Due to childhood trauma and negative experiences with adults and with institutions, many homeless youth do not readily accept aid. Building rapport is the key factor in developing successful life-transitioning strategies for young people who might be hesitant to accept services.

Trust is our most valuable commodity. Our ultimate goal is to increase each youth’s ability to meet their basic physical and emotional needs, identify and connect each youth to relevant community resources, and rebuild each individual’s self-esteem, self-respect, and self-sufficiency.
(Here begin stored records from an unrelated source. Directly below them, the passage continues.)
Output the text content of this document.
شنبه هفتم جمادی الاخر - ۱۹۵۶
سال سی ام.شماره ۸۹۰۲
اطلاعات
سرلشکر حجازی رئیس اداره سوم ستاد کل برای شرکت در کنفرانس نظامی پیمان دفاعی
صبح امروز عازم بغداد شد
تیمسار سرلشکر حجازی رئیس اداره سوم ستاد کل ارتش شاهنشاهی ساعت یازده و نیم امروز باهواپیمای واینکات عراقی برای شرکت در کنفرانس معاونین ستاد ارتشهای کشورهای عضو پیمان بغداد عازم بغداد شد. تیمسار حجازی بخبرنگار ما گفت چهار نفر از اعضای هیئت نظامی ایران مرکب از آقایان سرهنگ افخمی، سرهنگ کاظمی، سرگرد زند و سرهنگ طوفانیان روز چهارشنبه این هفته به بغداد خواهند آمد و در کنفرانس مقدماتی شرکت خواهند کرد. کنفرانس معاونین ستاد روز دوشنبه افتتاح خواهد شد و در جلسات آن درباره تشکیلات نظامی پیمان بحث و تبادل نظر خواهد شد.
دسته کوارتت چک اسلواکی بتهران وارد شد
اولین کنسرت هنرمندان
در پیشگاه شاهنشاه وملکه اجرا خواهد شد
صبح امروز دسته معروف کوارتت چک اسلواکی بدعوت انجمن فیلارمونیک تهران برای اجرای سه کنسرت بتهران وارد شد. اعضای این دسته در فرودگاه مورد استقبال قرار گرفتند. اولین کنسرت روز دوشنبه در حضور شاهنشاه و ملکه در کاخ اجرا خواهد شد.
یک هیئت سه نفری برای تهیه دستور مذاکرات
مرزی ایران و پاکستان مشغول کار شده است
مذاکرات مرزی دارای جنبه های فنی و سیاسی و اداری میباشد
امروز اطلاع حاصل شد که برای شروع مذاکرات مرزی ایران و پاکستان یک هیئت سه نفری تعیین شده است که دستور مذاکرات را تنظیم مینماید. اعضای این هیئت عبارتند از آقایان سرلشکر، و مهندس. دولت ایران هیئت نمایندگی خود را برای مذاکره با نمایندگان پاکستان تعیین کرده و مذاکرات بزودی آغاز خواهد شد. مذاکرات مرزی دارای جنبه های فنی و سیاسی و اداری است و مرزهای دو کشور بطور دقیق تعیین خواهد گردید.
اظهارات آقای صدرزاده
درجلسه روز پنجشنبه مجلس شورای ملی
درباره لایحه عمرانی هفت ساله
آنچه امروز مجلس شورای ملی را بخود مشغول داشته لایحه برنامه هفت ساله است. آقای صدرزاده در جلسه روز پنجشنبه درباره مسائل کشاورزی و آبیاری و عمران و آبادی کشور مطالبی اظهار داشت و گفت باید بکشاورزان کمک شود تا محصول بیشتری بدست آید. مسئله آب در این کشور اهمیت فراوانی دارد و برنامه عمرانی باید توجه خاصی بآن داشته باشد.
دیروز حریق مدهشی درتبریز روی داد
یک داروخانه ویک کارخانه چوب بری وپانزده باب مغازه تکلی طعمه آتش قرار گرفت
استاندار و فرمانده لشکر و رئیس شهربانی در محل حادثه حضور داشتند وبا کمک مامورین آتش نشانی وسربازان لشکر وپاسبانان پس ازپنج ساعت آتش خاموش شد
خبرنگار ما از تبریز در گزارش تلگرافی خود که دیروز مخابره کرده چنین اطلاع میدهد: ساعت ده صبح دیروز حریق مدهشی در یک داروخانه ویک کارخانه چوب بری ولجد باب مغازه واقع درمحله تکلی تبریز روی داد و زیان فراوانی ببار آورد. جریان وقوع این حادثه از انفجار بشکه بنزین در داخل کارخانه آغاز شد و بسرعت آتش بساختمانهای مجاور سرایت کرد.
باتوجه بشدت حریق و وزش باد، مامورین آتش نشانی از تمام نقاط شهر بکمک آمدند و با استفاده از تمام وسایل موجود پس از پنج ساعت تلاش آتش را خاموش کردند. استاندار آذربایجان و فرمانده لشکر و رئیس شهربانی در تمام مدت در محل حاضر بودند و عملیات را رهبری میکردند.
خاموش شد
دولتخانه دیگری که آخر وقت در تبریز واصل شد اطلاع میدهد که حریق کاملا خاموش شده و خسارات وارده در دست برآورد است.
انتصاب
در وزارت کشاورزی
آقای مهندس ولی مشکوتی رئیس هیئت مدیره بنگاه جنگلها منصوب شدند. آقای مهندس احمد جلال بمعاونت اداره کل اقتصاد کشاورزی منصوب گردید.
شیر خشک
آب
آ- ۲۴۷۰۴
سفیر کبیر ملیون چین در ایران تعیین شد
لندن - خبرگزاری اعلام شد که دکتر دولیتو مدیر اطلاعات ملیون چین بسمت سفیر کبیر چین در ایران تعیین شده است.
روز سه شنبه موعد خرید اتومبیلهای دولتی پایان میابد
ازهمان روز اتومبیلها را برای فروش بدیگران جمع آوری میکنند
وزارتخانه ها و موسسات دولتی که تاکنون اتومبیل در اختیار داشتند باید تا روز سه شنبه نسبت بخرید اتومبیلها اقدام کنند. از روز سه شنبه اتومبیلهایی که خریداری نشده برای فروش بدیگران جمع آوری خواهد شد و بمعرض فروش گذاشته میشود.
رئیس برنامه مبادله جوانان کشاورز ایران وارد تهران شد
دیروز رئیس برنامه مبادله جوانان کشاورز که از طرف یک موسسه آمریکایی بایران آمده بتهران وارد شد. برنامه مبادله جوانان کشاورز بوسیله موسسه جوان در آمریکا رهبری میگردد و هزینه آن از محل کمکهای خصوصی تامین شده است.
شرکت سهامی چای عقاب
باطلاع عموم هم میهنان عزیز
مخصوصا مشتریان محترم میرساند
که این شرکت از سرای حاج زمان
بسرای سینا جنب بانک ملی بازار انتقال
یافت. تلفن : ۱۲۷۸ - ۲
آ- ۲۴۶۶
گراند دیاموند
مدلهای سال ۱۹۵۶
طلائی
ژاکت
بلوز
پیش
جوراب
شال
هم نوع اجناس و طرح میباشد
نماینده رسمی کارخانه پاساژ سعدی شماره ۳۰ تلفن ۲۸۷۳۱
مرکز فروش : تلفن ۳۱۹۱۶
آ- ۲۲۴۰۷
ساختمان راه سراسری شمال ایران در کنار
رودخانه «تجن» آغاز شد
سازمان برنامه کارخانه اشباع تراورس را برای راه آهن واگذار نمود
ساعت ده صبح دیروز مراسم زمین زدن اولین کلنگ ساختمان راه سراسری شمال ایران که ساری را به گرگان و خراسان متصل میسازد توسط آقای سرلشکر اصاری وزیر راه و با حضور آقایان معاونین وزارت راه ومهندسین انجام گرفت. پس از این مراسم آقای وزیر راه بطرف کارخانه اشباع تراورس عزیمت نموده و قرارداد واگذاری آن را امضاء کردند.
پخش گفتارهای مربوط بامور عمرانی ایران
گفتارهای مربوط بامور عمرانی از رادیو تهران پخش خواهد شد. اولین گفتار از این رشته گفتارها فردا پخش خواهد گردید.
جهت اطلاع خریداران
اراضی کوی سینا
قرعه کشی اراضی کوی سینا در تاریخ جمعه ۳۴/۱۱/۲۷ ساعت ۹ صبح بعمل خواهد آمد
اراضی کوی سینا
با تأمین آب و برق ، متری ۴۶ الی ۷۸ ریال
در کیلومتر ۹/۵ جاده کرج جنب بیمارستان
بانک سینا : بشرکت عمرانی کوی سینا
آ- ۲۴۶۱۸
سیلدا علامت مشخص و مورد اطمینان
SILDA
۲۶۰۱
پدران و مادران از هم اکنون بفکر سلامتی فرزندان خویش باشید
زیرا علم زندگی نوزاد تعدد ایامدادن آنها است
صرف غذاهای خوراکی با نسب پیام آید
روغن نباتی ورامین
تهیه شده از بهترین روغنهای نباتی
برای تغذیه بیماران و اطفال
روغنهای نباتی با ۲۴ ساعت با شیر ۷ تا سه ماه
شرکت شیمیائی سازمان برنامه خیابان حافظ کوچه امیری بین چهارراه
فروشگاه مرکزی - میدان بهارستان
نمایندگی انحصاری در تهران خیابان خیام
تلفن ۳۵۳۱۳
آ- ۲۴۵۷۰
My Friend’s Place Guiding Principles:

  • Human Worth – We believe each homeless young person has inherent value, is competent and resourceful, and possesses something unique to offer society. Each youth deserves respect, understanding and the opportunity to reach their full potential.
  • Individualized Response – We treat each youth’s needs, potential, thoughts and feelings with specialized attention unique to the individual.
  • Trust – We believe trust is the cornerstone to rebuilding hope and pride in the youth we serve. Trust must be consistently, continually cultivated and reinforced among and between youth, staff, volunteers and community members.
  • Low-Barrier – We minimize the psychological, physical, and social barriers that typically deter youth from seeking and accepting assistance from a social service agency.
  • Judgment-Free – We foster an environment that is free of shame and protects the pride and dignity of each individual, including youth, staff, volunteers or community members. We deny service to no one within our age range regardless of gender, race, class, economic status, ethnic background, sexual orientation, physical and mental health, cultural and religious backgrounds, legal status, or political platform.
  • Harm-Reduction – We provide education and support so youth can reduce harm caused by high risk behaviors associated with street survival. We believe that alleviating – not only eliminating – the severity of dangerous behaviors is a legitimate and valuable step toward recovery that should be encouraged and celebrated.
  • Strength-Based – While preserving their dignity, we empower youth to uncover their strengths and use them as tools to achieve greater goals. We accept the responsibility of being a positive adult role model in each youth’s life.